The bench trial over the controversial House bill redrawing Greensboro’s City Council districts concluded on Wednesday. It could be several weeks before U.S. Middle District Court Judge Catherine Eagles issues her decision on whether or not the redistricting—which gets rid of the at-large seats and creates eight new council districts grants the mayor only a tie-breaking vote—-used race as a factor.
Witnesses included Mayor Nancy Vaughan and state Sen. Gladys Robinson and state Rep. Pricey Harrison. Notably absent was state Sen. (and former Gboro council member) Trudy Wade, whom many claim was the architect of the plan. In lieu of testimony at the trial, Wade was interviewed by the News & Record:
The three-term, Republican senator insisted nothing could be further from the truth about the eight-district plan at issue in the case.
“My plan was seven districts and the mayor elected at large.

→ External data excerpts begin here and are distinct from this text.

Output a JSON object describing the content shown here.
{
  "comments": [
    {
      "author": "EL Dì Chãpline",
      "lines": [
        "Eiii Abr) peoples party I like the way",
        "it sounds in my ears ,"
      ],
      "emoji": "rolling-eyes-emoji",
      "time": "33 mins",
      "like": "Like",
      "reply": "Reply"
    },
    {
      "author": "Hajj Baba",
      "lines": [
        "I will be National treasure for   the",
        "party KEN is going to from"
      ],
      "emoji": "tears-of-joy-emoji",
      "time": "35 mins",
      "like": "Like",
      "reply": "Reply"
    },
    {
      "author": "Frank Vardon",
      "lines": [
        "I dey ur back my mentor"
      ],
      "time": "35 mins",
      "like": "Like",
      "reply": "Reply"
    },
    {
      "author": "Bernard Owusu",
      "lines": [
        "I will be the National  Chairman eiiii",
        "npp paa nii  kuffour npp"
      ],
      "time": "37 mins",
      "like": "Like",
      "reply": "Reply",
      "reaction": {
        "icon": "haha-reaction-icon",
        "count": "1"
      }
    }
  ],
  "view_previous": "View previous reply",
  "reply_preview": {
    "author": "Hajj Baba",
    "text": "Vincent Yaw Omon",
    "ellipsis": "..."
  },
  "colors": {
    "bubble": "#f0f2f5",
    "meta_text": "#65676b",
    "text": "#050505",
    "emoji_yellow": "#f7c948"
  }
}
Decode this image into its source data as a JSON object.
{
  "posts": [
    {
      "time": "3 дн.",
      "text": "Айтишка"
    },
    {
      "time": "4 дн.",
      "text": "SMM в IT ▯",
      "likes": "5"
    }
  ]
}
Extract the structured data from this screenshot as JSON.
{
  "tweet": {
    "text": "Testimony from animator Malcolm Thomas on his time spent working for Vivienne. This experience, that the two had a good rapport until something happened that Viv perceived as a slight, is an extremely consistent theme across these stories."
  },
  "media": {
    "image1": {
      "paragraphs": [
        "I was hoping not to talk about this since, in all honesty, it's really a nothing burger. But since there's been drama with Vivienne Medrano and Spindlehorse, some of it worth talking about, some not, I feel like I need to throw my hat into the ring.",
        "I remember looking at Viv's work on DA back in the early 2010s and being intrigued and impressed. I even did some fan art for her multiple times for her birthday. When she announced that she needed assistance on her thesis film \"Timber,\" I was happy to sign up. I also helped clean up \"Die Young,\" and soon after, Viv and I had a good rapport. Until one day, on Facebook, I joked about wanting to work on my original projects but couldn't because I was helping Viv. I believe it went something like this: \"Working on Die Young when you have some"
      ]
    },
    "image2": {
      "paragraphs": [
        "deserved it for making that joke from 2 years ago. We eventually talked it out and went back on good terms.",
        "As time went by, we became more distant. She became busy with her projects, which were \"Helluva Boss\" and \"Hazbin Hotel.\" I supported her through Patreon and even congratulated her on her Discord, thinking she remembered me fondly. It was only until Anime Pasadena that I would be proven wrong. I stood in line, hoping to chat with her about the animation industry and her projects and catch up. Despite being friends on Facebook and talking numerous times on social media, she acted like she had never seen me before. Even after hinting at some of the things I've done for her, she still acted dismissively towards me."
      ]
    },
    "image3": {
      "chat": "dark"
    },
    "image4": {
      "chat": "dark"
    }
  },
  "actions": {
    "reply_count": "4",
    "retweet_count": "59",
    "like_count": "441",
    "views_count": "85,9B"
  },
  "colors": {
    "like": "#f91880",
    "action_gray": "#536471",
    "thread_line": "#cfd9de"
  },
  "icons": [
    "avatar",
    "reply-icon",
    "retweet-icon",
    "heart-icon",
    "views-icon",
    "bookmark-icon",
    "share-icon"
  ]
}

But this was a compromise plan of the House and Senate conference committee,” she said.
“This was a plan that was offered by the House, so it’s not Trudy Wade’s plan,” she said of the law that is on hold pending the outcome of the federal lawsuit filed by city government.
But now the issue of whether or not Wade should have testified at the trial is being played out in the N&R, with complaint from Southern Coalition for Social Justice lawyers:
Coalition lawyer Allison Riggs said Wednesday that she was reacting to Wade’s critique of testimony in this week’s two-day trial that the senator felt was incomplete or inaccurate.
“She asserted the privilege (not to testify),” Riggs said of the group’s earlier subpoena. “But then you can’t whine and say, ‘Well, no one asked my opinion.’ If she wanted to have her opinion heard, she shouldn’t have fought the subpoena.”
But there seems to be some confusion here, the way the N&R explains the issue, Wade did give a pre-trial deposition, noting—as the article paraphrases–“that the state Attorney General’s Office prevailed in arguments about whether she had to give a pre-trial deposition.” Regarding trial testimony, Wade claims she was never subpoenaed.
But later the article states “Eagles ruled the GOP senator did not have to submit to a deposition, which the judge called ‘the most intrusive form of inquiry into the legislative process.’” So if Wade did not have to submit to a deposition, then why would she willingly testify if she did not have to?
I’m not a lawyer so I won’t pretend to sort out the legal confusion—-it’s in the judge’s hands now.